According to the poll, conducted by Hart Research Associates, Democratic senators may actually be better off politically, even in states that went overwhelmingly to Trump in 2016, if they cast votes against Kavanaugh. The polling data, which was gathered between June 30th and July 5th from about twelve hundred voters in those four states, are, of course, self-serving. But it makes the case that, if Democratic senators in conservative states frame their opposition to Kavanaugh clearly as a matter of conscience, based on one of three possible arguments, a majority of voters will likely accept and support the decision. The survey shows that fifty-four per cent of voters polled in these states said they would approve of a Democratic senator opposing Trump’s choice for the Supreme Court if it protected the independence of the Court as a check on Presidential power. The same slim majority of voters would support their Democratic senator opposing a Trump nominee if his or her opposition was based on the nominee having “a record of siding with corporations” and “consistently ruling against workers’ rights.” Additionally, fifty-two per cent of these voters said they would approve of their senator opposing any nominee who was “likely to overturn/eliminate protections” in the Affordable Care Act for those with “pre-existing conditions, people over age fifty,” and“women.”

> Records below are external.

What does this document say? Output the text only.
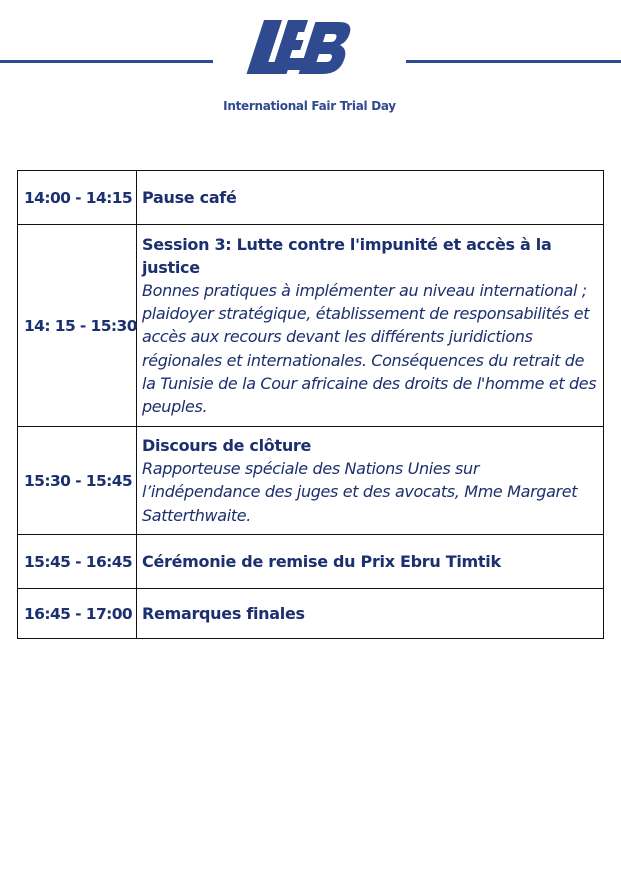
International Fair Trial Day
14:00 - 14:15	Pause café

14: 15 - 15:30	Session 3: Lutte contre l'impunité et accès à la justice
Bonnes pratiques à implémenter au niveau international ; plaidoyer stratégique, établissement de responsabilités et accès aux recours devant les différents juridictions régionales et internationales. Conséquences du retrait de la Tunisie de la Cour africaine des droits de l'homme et des peuples.

15:30 - 15:45	Discours de clôture
Rapporteuse spéciale des Nations Unies sur l’indépendance des juges et des avocats, Mme Margaret Satterthwaite.

15:45 - 16:45	Cérémonie de remise du Prix Ebru Timtik

16:45 - 17:00	Remarques finales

According to the poll, two-thirds of the voters in these states, including a majority of Republicans, want the Supreme Court to uphold protections in the health-care act for people with preëxisting medical conditions. Democratic voters, of course, overwhelmingly take this position, and support their senators opposing a Supreme Court nominee on these grounds, but, interestingly, the poll suggests that sizable majorities of those categorized as “swing voters” and “independents” share the view.

In any case, if Heidi Heitkamp or Joe Donnelly lose, it’s highly unlikely that it’s going to be because they voted against confirming a Supreme Court justice who will overturn many of our fundamental freedoms.